Developing AI System for Virtual Molecular Screening
Virtual screening — computer-based candidate selection from large molecular libraries before physical synthesis and testing. AI transforms screening billions of molecules from impossible task to routine operation.
Virtual Screening Methods
Ligand-Based Screening (LBVS)
Uses information about known active molecules. If we have set of active molecules against target — search similar ones.
- Similarity search: molecular fingerprints (Morgan/ECFP, MACCS) + Tanimoto coefficient. Fast, scales to billions
- Pharmacophore modeling: identifying key 3D pharmacophoric points of active molecules → searching molecules with same spatial arrangement
- QSAR (Quantitative Structure-Activity Relationship): ML model predicts pIC50 from structural features
Structure-Based Screening (SBVS)
Uses 3D structure of target protein. Molecules docked into active site.

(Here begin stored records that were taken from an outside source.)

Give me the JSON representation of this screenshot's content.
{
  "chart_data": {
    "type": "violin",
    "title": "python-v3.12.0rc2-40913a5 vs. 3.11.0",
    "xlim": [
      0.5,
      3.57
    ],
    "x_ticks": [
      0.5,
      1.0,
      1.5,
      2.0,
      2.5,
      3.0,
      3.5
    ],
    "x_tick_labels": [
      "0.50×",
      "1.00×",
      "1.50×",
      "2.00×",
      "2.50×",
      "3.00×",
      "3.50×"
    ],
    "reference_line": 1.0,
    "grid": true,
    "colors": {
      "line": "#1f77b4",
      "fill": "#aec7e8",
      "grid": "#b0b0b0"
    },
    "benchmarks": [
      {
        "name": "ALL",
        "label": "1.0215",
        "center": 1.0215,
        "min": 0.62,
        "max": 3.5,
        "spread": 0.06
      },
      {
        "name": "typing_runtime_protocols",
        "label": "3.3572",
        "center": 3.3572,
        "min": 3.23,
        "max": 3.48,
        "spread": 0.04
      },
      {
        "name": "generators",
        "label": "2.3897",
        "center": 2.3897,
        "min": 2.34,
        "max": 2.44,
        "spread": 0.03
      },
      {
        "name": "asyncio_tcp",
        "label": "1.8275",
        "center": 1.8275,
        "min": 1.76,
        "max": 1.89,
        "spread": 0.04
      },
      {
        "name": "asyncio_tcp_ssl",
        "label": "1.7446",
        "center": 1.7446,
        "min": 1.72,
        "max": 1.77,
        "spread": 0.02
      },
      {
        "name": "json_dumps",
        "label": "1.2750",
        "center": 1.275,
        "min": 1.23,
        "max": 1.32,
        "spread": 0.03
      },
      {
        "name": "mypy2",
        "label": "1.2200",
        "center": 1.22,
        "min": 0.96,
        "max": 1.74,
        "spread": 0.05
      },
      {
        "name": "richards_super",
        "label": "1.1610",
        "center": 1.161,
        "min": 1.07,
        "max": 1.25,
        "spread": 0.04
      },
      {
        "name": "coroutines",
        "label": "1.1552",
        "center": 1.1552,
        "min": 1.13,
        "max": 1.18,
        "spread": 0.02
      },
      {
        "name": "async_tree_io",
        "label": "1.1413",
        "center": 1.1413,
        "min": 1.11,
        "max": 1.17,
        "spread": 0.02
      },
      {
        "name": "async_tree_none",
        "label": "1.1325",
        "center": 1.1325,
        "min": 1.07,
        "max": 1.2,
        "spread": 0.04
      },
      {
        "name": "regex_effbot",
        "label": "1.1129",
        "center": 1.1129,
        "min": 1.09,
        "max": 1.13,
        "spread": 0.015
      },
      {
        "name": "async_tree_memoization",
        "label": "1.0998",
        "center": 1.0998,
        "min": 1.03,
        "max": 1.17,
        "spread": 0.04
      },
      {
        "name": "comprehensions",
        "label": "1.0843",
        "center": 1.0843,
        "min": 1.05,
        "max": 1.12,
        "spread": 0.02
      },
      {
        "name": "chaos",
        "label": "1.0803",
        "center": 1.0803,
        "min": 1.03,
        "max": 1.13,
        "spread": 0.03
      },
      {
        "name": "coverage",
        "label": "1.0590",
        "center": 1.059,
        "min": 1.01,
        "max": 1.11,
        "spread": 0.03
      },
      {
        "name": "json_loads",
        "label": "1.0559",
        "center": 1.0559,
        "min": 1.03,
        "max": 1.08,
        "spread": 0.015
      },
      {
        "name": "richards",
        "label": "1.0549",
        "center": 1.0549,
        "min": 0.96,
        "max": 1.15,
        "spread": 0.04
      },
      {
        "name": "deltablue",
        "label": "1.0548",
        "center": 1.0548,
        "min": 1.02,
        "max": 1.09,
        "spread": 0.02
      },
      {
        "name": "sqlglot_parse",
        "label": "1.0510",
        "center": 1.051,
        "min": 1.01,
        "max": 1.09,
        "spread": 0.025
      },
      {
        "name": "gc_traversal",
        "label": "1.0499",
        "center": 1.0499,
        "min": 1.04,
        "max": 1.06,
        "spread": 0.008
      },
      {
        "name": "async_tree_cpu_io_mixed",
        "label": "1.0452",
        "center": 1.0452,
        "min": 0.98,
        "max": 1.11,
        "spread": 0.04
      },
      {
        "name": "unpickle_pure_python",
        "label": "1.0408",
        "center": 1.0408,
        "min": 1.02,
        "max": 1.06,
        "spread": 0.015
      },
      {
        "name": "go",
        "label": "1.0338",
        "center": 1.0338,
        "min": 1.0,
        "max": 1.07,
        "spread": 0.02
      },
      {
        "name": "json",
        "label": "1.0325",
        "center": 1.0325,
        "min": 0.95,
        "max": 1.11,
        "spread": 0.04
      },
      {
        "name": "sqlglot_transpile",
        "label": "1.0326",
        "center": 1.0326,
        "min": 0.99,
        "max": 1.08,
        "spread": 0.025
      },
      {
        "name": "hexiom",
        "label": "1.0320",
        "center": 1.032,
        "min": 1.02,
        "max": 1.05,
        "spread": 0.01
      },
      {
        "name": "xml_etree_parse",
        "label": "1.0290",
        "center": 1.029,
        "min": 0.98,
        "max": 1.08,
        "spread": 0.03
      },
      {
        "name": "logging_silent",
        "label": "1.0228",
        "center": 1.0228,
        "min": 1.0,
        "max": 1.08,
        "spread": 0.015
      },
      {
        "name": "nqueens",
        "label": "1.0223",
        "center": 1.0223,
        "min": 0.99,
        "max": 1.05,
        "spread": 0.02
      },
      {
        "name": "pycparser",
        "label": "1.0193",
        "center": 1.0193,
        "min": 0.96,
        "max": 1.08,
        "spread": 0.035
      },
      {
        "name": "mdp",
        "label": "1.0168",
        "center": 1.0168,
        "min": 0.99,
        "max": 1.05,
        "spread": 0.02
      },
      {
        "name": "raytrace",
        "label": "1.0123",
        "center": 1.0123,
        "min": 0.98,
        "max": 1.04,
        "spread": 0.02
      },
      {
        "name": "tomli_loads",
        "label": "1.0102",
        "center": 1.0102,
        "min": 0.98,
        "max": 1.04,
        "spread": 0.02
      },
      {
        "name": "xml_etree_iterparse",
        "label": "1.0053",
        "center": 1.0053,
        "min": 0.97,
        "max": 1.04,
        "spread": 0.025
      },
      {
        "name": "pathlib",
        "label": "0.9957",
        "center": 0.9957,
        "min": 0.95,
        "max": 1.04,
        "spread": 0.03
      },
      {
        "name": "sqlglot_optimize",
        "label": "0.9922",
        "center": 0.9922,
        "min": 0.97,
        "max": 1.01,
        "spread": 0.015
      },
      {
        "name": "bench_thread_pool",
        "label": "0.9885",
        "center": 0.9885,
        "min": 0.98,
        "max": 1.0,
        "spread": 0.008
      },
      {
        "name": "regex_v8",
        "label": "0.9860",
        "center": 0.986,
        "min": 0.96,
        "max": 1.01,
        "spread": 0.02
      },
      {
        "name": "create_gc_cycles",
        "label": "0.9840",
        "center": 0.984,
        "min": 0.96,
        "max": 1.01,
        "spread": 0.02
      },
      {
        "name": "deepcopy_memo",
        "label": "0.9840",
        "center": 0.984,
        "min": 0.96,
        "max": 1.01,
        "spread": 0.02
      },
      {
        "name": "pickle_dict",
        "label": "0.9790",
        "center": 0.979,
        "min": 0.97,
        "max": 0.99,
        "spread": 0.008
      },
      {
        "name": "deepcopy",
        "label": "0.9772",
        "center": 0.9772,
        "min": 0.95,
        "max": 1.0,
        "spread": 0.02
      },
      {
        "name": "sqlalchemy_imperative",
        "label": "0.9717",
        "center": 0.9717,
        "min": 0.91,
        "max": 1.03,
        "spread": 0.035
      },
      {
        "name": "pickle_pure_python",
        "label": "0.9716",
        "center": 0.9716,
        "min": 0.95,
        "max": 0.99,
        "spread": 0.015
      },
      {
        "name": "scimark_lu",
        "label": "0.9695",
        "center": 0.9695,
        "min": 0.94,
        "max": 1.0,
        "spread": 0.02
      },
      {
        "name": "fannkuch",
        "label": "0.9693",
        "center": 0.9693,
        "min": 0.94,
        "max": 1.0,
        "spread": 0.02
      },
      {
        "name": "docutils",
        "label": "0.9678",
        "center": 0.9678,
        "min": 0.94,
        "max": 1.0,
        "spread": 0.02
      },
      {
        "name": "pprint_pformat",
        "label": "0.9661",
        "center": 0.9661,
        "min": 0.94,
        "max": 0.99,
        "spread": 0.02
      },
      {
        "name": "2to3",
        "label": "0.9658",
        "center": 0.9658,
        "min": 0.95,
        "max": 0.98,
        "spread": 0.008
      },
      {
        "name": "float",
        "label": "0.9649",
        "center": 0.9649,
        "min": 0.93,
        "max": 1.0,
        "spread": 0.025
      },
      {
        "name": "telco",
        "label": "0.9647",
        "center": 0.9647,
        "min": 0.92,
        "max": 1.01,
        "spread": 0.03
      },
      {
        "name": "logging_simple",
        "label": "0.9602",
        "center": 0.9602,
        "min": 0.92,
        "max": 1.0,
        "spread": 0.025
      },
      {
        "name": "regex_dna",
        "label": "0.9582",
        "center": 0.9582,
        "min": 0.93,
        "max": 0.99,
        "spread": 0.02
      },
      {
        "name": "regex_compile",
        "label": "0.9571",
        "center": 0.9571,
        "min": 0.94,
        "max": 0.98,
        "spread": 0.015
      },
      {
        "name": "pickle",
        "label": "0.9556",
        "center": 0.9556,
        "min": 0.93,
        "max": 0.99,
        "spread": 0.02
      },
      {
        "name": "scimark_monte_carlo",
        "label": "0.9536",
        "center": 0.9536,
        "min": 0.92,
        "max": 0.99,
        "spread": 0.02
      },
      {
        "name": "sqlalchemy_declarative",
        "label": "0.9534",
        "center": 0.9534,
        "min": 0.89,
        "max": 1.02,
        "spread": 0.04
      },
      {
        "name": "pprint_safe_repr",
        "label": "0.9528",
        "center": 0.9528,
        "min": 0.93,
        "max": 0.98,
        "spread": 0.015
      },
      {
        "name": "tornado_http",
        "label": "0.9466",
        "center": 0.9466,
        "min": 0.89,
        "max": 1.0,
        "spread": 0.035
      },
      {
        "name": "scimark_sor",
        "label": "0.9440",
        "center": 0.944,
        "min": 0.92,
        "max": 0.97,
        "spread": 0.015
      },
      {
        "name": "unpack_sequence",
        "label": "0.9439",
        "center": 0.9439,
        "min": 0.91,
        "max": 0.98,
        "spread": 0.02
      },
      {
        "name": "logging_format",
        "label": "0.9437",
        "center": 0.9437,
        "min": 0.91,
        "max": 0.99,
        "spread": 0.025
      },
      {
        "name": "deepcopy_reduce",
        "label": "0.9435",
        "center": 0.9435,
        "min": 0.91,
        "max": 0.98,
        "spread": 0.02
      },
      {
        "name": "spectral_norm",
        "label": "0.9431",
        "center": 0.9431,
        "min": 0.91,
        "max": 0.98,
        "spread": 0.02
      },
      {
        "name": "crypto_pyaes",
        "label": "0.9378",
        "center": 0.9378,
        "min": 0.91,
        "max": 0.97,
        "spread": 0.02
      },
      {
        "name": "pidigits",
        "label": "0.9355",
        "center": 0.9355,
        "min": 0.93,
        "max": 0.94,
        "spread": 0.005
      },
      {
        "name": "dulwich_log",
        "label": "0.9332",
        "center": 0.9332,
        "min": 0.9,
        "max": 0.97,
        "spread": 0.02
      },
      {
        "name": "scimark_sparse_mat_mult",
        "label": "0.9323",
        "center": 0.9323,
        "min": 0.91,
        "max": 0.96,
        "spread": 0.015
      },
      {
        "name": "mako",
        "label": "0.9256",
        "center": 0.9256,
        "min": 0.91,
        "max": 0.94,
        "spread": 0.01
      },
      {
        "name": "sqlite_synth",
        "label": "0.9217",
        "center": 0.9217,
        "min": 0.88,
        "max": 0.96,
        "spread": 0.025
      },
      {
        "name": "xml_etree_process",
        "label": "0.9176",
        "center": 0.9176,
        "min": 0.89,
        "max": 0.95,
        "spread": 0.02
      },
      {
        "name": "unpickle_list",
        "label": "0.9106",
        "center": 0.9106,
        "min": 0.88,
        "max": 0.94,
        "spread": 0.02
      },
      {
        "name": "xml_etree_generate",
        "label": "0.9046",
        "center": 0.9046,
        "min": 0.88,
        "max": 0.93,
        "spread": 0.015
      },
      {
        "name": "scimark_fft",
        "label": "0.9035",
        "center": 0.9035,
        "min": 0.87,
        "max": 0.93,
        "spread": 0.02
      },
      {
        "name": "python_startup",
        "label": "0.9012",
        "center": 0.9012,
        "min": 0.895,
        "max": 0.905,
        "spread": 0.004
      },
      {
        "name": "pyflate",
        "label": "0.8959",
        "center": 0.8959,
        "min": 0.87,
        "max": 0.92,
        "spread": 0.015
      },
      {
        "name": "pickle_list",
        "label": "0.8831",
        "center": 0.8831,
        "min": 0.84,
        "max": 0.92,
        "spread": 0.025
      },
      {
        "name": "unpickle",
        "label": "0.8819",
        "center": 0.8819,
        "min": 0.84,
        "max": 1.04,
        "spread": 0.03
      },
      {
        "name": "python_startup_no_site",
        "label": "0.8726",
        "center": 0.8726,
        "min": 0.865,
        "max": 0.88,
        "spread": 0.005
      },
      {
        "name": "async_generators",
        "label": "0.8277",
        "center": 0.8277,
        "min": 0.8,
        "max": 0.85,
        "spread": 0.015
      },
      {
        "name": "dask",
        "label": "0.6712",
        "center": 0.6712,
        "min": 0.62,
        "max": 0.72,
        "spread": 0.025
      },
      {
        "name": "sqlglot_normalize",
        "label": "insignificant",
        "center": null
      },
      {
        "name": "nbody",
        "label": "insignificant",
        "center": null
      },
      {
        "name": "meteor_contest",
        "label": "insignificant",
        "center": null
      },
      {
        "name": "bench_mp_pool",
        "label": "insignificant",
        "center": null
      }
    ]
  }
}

Classical SBVS bottleneck: docking 1 molecule takes seconds → 1 billion molecules = 30 years CPU. AI solutions:
- Surrogate ML models: fast ML scoring (milliseconds) replaces docking as pre-filter
- Neural Network Potentials for scoring: more accurate binding evaluation
- Ultra-large scale docking: Glide SP, DOCK6 optimized for 10⁹ scales with proper infrastructure
Ultra-Large Library Screening
Enamine REAL Space: 36 billion synthetically accessible molecules. How to screen efficiently?
Molecular Embeddings
Training encoder (Transformer or GNN) for compact vector representation of molecules. Searching nearest neighbors in embedding space in milliseconds. FAISS (Facebook AI Similarity Search) for indexing billions of vectors.
Generative Screening (Make-on-Demand)
Instead of screening ready library — generate new molecules with needed properties in space of synthetically accessible structures. Reinvent, SAFE (IUPAC), Synthetically Accessible Drug Space.
Hierarchical Narrowing (Funnel Approach)
Billion-scale library
→ Fast ML pre-filter (Tanimoto/embedding): 10⁹ → 10⁶
→ QSAR activity filter: 10⁶ → 10⁵
→ Fast docking: 10⁵ → 10⁴
→ Accurate docking (Glide XP): 10⁴ → 10³
→ FEP calculation: 10³ → 100
→ Synthesis & experimental validation: ~50
Each level: slower but more accurate method. Throughput of each level matched to next level's capacity.
Active Learning for Screening
Traditional VS: random selection for testing. Active Learning: ML model selects which molecules most informative for next experiment iteration.
Cycle:
- Initial dataset (1000 molecules with measured activity)
- Training surrogate model
- Acquisition function selects next 100 molecules (Expected Improvement, UCB)
- Synthesis + test
- Repeat
Reduction in required syntheses: 5–20x for finding active hits compared to random screening.
Screening Efficiency Metrics
| Metric | Description |
|---|---|
| Enrichment Factor (EF) | How many times more active molecules in top-X% vs. random selection |
| AUC (ROC) | Discrimination of active / inactive |
| BEDROC | Weighted metric emphasizing top hits |
| Hit Rate | % active among synthesized candidates |
Goal: EF@1% > 50 (in top 1% molecules 50 times more active than random).
Infrastructure for billion-scale screening: GPU cluster (8–32 A100), distributed inference with Ray or Dask, object storage for molecular data. Full screening of 1B molecules: 24–72 hours depending on analysis depth.